I removed the knife from the poster and walked backwards, keeping my eyes locked on Bruce Lee’s right eye, my assigned target. When you do short-range targets it’s usually your own eye that fails you, not the way you handle your weapon. The target has to exist in the cross hairs of your eyeballs. If the target doesn’t live in your eye, you can keep your hands as steady as you want and you can hold your breath till you turn blue but there is no guarantee that you’ll get the target. As the knife left my fingertips, I shut my eyes and only opened them when I heard Bannon going, “Oh man, oh man.” I got up from the mattress, walked to the poster, removed the knife from the iris of Bruce Lee’s right eye and threw it over my shoulder towards Bannon. I didn’t have to look back to find out that he had caught it. Obaid shouted: “Don’t be a bloody show-off, Ali. It’s only a circus trick.”

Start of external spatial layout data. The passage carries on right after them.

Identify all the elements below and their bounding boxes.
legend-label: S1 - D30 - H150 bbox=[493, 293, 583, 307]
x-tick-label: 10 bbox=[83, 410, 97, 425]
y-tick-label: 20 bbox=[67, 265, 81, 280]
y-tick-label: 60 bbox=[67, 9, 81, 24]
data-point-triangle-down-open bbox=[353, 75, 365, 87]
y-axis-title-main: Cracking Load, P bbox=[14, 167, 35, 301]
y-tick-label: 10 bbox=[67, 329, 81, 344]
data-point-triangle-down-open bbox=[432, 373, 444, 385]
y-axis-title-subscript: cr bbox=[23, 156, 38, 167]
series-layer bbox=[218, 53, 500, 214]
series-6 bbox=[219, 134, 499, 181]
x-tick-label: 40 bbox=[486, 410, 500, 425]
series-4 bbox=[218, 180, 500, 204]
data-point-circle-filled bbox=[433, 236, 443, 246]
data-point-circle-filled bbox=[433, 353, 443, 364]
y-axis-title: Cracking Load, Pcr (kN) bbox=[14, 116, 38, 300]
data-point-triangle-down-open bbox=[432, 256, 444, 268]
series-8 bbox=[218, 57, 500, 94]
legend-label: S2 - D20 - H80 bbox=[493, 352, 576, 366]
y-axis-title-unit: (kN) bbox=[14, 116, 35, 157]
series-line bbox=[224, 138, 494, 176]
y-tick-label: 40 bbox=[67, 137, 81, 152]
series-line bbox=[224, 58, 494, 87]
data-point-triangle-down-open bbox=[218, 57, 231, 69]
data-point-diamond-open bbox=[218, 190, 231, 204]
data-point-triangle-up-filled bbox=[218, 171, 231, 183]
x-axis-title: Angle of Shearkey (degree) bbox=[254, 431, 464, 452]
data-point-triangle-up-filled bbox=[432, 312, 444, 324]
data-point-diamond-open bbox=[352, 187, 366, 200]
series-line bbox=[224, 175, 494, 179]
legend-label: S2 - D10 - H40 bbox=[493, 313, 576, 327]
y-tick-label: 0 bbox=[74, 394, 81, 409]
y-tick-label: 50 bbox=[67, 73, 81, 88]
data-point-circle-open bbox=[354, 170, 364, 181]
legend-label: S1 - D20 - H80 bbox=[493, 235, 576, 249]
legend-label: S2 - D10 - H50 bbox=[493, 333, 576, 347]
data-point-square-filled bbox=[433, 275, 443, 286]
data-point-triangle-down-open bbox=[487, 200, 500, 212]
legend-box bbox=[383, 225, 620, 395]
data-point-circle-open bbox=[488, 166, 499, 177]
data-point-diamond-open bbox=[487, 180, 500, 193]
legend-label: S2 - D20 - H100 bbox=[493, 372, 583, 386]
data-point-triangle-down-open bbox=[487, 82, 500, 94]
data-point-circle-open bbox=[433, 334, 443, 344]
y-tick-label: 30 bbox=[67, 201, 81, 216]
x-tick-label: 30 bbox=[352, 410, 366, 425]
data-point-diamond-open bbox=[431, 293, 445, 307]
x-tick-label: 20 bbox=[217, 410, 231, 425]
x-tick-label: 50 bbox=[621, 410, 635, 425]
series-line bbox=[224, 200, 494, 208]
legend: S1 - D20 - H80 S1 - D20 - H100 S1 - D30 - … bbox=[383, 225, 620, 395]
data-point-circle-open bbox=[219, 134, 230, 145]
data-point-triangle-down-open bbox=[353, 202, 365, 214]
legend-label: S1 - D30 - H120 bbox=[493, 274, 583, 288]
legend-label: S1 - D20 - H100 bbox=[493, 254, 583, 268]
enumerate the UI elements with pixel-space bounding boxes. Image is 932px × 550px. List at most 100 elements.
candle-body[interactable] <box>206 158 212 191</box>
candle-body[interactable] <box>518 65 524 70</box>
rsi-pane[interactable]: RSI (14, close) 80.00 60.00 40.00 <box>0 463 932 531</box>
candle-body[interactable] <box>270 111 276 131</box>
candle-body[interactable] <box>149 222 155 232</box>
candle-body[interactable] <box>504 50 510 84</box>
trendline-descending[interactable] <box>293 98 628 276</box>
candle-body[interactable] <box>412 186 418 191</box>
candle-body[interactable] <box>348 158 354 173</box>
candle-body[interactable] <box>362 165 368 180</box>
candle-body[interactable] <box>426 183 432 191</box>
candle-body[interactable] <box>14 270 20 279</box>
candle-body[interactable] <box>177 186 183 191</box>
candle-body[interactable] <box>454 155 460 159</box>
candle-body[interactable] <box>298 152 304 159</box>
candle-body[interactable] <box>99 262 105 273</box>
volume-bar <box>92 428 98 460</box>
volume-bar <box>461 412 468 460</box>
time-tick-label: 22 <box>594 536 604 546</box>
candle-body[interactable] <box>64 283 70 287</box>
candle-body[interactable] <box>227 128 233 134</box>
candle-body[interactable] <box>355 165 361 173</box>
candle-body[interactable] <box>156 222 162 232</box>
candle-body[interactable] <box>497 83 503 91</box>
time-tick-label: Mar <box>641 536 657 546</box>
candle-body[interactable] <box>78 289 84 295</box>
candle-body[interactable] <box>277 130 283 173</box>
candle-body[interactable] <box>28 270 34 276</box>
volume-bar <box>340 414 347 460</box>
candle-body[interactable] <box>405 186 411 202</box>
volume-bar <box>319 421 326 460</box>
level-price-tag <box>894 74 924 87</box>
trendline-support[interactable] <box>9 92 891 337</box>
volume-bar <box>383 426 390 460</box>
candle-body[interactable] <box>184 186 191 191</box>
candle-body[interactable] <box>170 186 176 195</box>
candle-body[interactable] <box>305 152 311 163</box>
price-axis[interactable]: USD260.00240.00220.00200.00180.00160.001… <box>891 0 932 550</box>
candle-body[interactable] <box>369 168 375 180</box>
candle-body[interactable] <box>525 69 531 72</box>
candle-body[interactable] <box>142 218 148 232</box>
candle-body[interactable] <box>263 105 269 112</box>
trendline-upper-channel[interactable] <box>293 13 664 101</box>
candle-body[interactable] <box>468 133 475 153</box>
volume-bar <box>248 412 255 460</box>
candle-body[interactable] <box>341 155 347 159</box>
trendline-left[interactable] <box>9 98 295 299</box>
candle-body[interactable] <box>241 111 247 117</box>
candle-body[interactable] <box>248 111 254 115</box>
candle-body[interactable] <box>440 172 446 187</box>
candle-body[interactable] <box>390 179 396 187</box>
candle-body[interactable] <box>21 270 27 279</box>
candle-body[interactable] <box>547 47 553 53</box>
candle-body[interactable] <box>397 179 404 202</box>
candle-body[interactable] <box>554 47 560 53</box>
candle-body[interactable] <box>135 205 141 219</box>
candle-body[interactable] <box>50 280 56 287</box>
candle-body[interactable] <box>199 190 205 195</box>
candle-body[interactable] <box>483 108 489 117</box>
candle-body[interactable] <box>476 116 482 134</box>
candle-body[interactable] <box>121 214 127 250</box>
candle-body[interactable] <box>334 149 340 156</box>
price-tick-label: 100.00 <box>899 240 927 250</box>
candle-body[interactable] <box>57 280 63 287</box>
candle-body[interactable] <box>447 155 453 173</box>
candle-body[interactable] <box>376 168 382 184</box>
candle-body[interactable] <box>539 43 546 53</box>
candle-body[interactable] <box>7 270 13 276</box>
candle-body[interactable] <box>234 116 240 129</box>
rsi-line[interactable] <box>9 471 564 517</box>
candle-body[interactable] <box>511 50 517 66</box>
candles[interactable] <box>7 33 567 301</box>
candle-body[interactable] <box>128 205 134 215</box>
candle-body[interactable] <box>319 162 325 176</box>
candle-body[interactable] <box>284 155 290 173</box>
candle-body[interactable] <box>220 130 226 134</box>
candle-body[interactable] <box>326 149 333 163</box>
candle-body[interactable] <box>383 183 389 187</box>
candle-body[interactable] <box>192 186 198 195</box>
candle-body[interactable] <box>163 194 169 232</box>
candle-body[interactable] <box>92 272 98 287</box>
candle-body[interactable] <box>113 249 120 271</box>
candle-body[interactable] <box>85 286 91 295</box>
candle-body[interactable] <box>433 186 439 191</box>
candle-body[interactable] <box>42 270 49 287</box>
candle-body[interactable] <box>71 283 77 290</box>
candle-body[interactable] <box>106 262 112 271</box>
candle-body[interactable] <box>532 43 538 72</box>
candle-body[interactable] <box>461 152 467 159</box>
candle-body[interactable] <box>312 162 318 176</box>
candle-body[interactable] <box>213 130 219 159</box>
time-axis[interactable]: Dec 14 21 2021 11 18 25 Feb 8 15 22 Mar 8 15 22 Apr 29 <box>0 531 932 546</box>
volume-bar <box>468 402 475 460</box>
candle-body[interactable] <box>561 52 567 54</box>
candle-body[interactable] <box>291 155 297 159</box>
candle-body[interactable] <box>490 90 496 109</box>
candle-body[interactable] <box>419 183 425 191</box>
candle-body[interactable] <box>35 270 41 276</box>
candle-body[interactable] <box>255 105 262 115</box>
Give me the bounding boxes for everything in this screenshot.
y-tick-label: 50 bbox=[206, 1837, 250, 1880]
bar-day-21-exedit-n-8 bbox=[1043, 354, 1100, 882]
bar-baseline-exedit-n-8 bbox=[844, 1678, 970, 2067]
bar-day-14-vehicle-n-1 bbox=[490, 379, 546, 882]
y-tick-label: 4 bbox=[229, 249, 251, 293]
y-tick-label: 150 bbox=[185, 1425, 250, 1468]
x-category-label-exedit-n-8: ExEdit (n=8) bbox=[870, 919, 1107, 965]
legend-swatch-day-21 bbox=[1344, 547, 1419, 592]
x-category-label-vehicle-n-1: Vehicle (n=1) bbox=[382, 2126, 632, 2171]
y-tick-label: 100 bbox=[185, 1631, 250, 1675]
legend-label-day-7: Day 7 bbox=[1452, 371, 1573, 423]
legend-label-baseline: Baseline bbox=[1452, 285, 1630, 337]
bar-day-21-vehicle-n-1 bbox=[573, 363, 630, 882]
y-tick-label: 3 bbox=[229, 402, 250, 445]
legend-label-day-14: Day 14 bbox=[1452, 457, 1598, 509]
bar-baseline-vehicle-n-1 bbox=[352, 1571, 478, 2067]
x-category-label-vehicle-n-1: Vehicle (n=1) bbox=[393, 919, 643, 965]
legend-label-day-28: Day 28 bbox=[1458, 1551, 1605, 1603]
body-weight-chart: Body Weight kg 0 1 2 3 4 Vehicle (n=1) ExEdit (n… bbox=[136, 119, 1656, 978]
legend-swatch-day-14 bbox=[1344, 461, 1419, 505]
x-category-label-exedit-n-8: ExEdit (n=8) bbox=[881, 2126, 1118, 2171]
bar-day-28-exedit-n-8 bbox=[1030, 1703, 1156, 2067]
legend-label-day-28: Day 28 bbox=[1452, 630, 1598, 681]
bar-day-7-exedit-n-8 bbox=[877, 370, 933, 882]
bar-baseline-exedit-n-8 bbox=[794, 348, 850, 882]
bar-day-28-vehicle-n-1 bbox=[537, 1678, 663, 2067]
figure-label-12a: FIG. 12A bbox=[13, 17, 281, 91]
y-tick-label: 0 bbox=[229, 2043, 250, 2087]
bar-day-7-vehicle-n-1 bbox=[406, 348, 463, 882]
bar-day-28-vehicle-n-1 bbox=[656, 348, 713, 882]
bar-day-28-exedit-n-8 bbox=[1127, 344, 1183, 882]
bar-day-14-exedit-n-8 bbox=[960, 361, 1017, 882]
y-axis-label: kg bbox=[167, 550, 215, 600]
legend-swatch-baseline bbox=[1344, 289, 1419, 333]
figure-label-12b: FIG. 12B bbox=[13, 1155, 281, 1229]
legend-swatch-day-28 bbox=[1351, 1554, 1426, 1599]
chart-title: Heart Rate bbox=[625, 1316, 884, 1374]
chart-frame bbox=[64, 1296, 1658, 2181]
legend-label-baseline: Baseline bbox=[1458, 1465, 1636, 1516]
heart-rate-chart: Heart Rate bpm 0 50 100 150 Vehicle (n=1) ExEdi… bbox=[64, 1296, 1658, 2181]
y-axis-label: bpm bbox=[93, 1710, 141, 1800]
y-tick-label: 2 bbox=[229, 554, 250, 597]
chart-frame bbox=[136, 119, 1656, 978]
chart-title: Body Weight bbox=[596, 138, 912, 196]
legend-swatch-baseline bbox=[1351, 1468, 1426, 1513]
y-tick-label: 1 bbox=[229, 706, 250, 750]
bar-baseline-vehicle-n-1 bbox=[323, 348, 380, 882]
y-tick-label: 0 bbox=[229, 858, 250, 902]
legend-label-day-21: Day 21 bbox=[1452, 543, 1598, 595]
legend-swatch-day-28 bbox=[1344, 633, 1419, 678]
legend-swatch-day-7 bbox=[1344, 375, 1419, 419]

Bannon put the knife back in its leather sheath and lit his joint. “In Danang we captured this gook who had killed nine of my men with a knife. The man was a fucking monkey. He hid in the trees; for all I know he swung from tree to tree like a fucking Chinky Tarzan. Nobody ever saw him. He got ‘em all in the same fashion, during the patrol. Our guys would be out there with their M16 targeted at the bush, ready for an ambush, they would hear a branch move, they would look up and then swishhhh.” Bannon jabbed two fingers at his Adam’s apple. A red rope was tightening in his eyes, his speech was slightly slurred. The air conditioner was refusing to exhale the thick hashish smoke in the room.